UK ministers will be deployed to encourage the estimated 10 per cent of over-70s yet to be vaccinated against Covid-19 to come forward for their first dose, as the government nears its mid-February target to inoculate the most vulnerable.
More than 14m people throughout the UK have been vaccinated with their first dose of a Covid-19 vaccine, while more than 530,000 have received their second dose, according to data published on Friday.
While about 90 per cent of all over-70s throughout the country have now been vaccinated, senior health figures have urged the remaining eligible individuals to contact the NHS in order to receive their jab.
Professor Stephen Powis, the NHS medical director, said: “People in the priority groups have not missed their chance to get jabbed and if you are aged 70 and over and haven’t yet taken up the offer please do come forward and make an appointment — the vaccine is safe, simple and will offer you and those around you crucial protection against this virus.”
Over the weekend, nearly 30 ministers will conduct a series of virtual and in-person visits to vaccination centres as part of a final push to vaccinate the estimated 14.6m within the top four priority groups outlined by the joint committee on vaccination and immunisation by February 15.
Priti Patel, home secretary, will volunteer at the Guru Nanak Gurdwara Temple in Bedford, while Gavin Williamson, education secretary, will visit the Whitemoor Lakes site in Staffordshire to meet military personnel who are administering the vaccine.
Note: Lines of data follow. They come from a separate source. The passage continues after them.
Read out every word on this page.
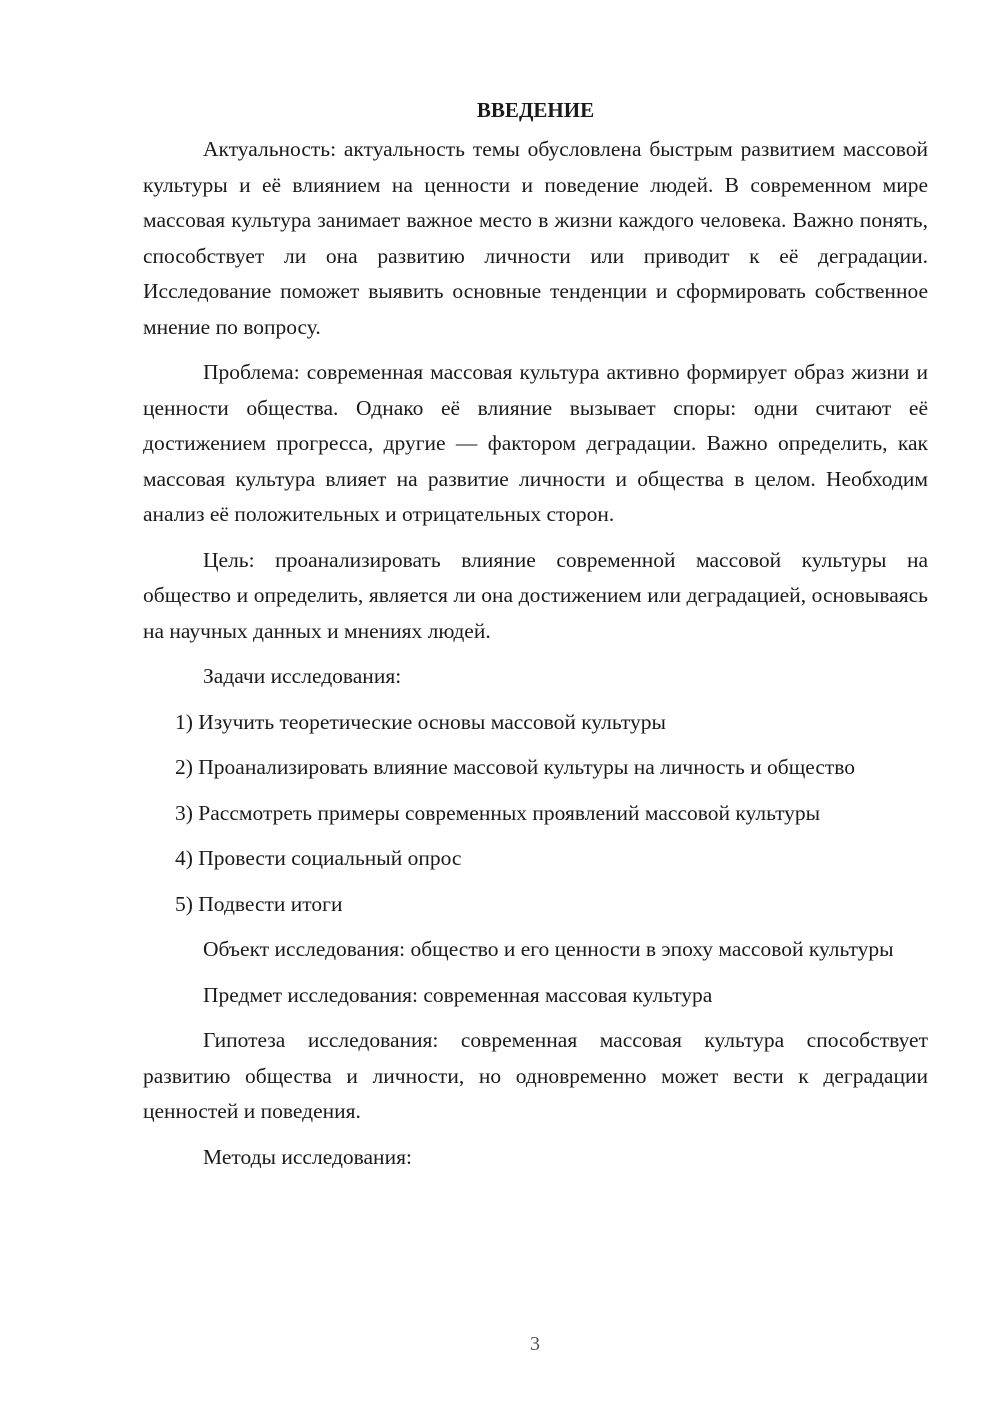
ВВЕДЕНИЕ

Актуальность: актуальность темы обусловлена быстрым развитием массовой культуры и её влиянием на ценности и поведение людей. В современном мире массовая культура занимает важное место в жизни каждого человека. Важно понять, способствует ли она развитию личности или приводит к её деградации. Исследование поможет выявить основные тенденции и сформировать собственное мнение по вопросу.

Проблема: современная массовая культура активно формирует образ жизни и ценности общества. Однако её влияние вызывает споры: одни считают её достижением прогресса, другие — фактором деградации. Важно определить, как массовая культура влияет на развитие личности и общества в целом. Необходим анализ её положительных и отрицательных сторон.

Цель: проанализировать влияние современной массовой культуры на общество и определить, является ли она достижением или деградацией, основываясь на научных данных и мнениях людей.

Задачи исследования:

1) Изучить теоретические основы массовой культуры

2) Проанализировать влияние массовой культуры на личность и общество

3) Рассмотреть примеры современных проявлений массовой культуры

4) Провести социальный опрос

5) Подвести итоги

Объект исследования: общество и его ценности в эпоху массовой культуры

Предмет исследования: современная массовая культура

Гипотеза исследования: современная массовая культура способствует развитию общества и личности, но одновременно может вести к деградации ценностей и поведения.

Методы исследования:

3
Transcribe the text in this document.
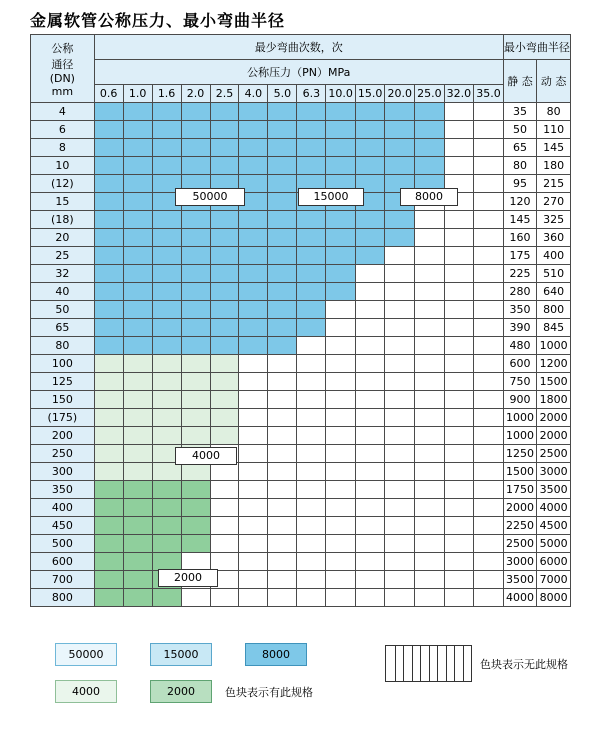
金属软管公称压力、最小弯曲半径
公称
通径
(DN)
mm	最少弯曲次数，次														最小弯曲半径	
	公称压力（PN）MPa														静 态	动 态
	0.6	1.0	1.6	2.0	2.5	4.0	5.0	6.3	10.0	15.0	20.0	25.0	32.0	35.0		
4															35	80
6															50	110
8															65	145
10															80	180
(12)															95	215
15															120	270
(18)															145	325
20															160	360
25															175	400
32															225	510
40															280	640
50															350	800
65															390	845
80															480	1000
100															600	1200
125															750	1500
150															900	1800
(175)															1000	2000
200															1000	2000
250															1250	2500
300															1500	3000
350															1750	3500
400															2000	4000
450															2250	4500
500															2500	5000
600															3000	6000
700															3500	7000
800															4000	8000
50000	15000	8000
4000
2000
50000	15000	8000
4000	2000	色块表示有此规格
色块表示无此规格
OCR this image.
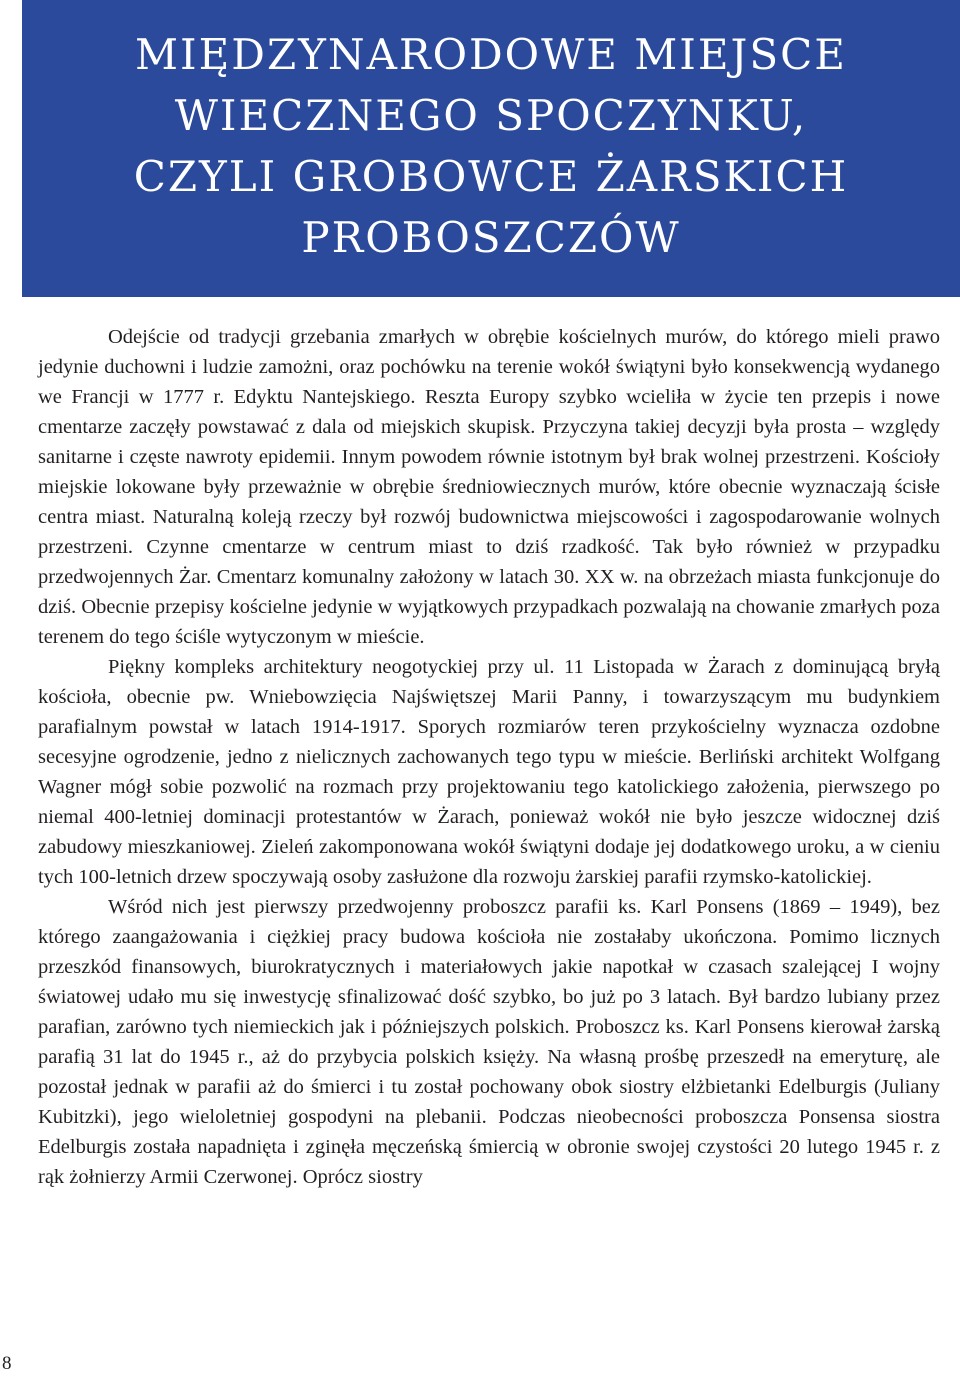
MIĘDZYNARODOWE MIEJSCE
WIECZNEGO SPOCZYNKU,
CZYLI GROBOWCE ŻARSKICH
PROBOSZCZÓW

Odejście od tradycji grzebania zmarłych w obrębie kościelnych murów, do którego mieli prawo jedynie duchowni i ludzie zamożni, oraz pochówku na terenie wokół świątyni było konsekwencją wydanego we Francji w 1777 r. Edyktu Nantejskiego. Reszta Europy szybko wcieliła w życie ten przepis i nowe cmentarze zaczęły powstawać z dala od miejskich skupisk. Przyczyna takiej decyzji była prosta – względy sanitarne i częste nawroty epidemii. Innym powodem równie istotnym był brak wolnej przestrzeni. Kościoły miejskie lokowane były przeważnie w obrębie średniowiecznych murów, które obecnie wyznaczają ścisłe centra miast. Naturalną koleją rzeczy był rozwój budownictwa miejscowości i zagospodarowanie wolnych przestrzeni. Czynne cmentarze w centrum miast to dziś rzadkość. Tak było również w przypadku przedwojennych Żar. Cmentarz komunalny założony w latach 30. XX w. na obrzeżach miasta funkcjonuje do dziś. Obecnie przepisy kościelne jedynie w wyjątkowych przypadkach pozwalają na chowanie zmarłych poza terenem do tego ściśle wytyczonym w mieście.

Piękny kompleks architektury neogotyckiej przy ul. 11 Listopada w Żarach z dominującą bryłą kościoła, obecnie pw. Wniebowzięcia Najświętszej Marii Panny, i towarzyszącym mu budynkiem parafialnym powstał w latach 1914-1917. Sporych rozmiarów teren przykościelny wyznacza ozdobne secesyjne ogrodzenie, jedno z nielicznych zachowanych tego typu w mieście. Berliński architekt Wolfgang Wagner mógł sobie pozwolić na rozmach przy projektowaniu tego katolickiego założenia, pierwszego po niemal 400-letniej dominacji protestantów w Żarach, ponieważ wokół nie było jeszcze widocznej dziś zabudowy mieszkaniowej. Zieleń zakomponowana wokół świątyni dodaje jej dodatkowego uroku, a w cieniu tych 100-letnich drzew spoczywają osoby zasłużone dla rozwoju żarskiej parafii rzymsko-katolickiej.

Wśród nich jest pierwszy przedwojenny proboszcz parafii ks. Karl Ponsens (1869 – 1949), bez którego zaangażowania i ciężkiej pracy budowa kościoła nie zostałaby ukończona. Pomimo licznych przeszkód finansowych, biurokratycznych i materiałowych jakie napotkał w czasach szalejącej I wojny światowej udało mu się inwestycję sfinalizować dość szybko, bo już po 3 latach. Był bardzo lubiany przez parafian, zarówno tych niemieckich jak i późniejszych polskich. Proboszcz ks. Karl Ponsens kierował żarską parafią 31 lat do 1945 r., aż do przybycia polskich księży. Na własną prośbę przeszedł na emeryturę, ale pozostał jednak w parafii aż do śmierci i tu został pochowany obok siostry elżbietanki Edelburgis (Juliany Kubitzki), jego wieloletniej gospodyni na plebanii. Podczas nieobecności proboszcza Ponsensa siostra Edelburgis została napadnięta i zginęła męczeńską śmiercią w obronie swojej czystości 20 lutego 1945 r. z rąk żołnierzy Armii Czerwonej. Oprócz siostry

8
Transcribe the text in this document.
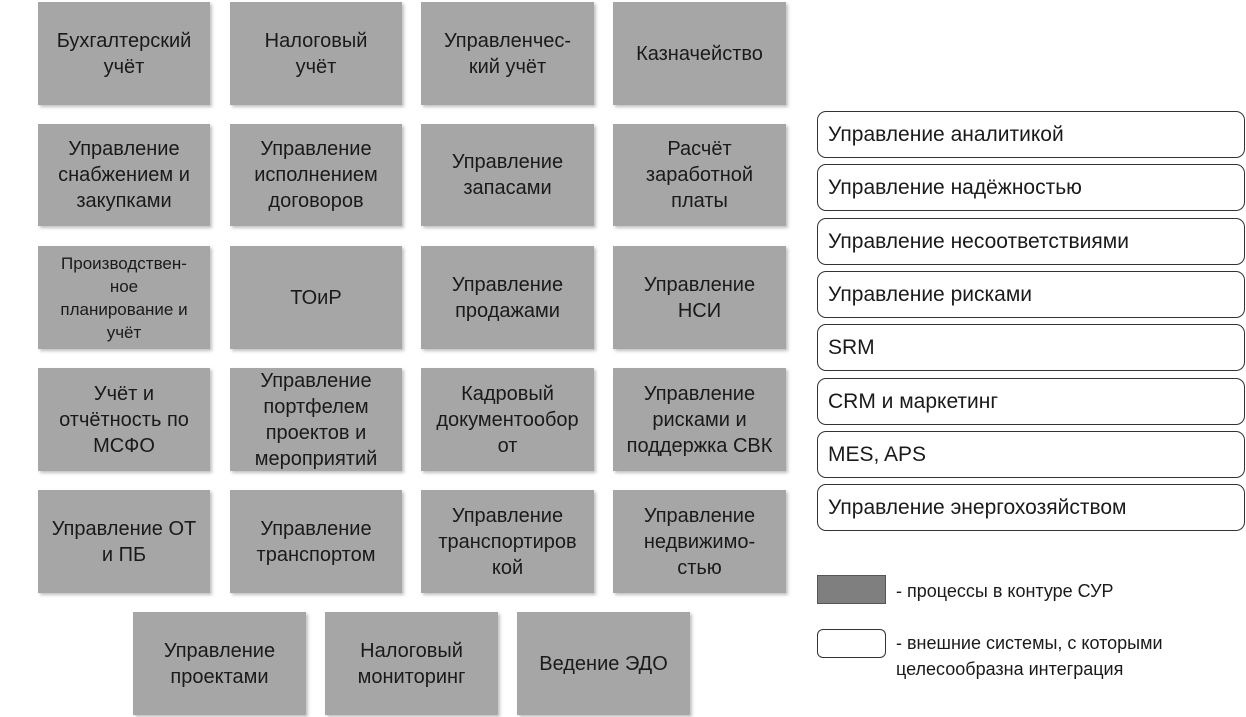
Бухгалтерский
учёт
Налоговый
учёт
Управленчес-
кий учёт
Казначейство
Управление
снабжением и
закупками
Управление
исполнением
договоров
Управление
запасами
Расчёт
заработной
платы
Производствен-
ное
планирование и
учёт
ТОиР
Управление
продажами
Управление
НСИ
Учёт и
отчётность по
МСФО
Управление
портфелем
проектов и
мероприятий
Кадровый
документообор
от
Управление
рисками и
поддержка СВК
Управление ОТ
и ПБ
Управление
транспортом
Управление
транспортиров
кой
Управление
недвижимо-
стью
Управление
проектами
Налоговый
мониторинг
Ведение ЭДО
Управление аналитикой
Управление надёжностью
Управление несоответствиями
Управление рисками
SRM
CRM и маркетинг
MES, APS
Управление энергохозяйством
- процессы в контуре СУР
- внешние системы, с которыми
целесообразна интеграция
The government is also expected to publish a new vaccine take-up plan aimed at encouraging society’s most vulnerable, including the mentally ill and asylum seekers, to get a jab.
The plan, which outlines “real-world examples of community-led engagement” also highlights the efforts on a local and national level to ensure that marginalised communities feel confident accessing and receiving the vaccine.
Local leaders have been told to clarify that an NHS number is not required to receive a jab, following reports that hospitals had been told not to vaccinate those without the documentation.
A new vaccination equalities committee is also being established under NHS leadership, which will see government departments partner with local authorities and charities in order to address inequalities in the vaccine rollout.
Nadhim Zahawi, vaccine deployment minister, said that while the government had on the whole seen an “incredible response” to the vaccine programme, he recognised that some communities may still be hesitant.
“Each shot in the arm brings us closer to beating this terrible virus,” he said. “That’s why we are setting out our plan to make sure everyone is protected equally, by working hand in hand with those who know their communities best to make sure as many people as possible take up the offer of a life-saving vaccination.”
The final push by the government to encourage vaccine take-up comes as ministers prepare to outline the country’s path out of lockdown, with Boris Johnson, prime minister, expected to announce on February 22 a “road map” for the lifting of restrictions.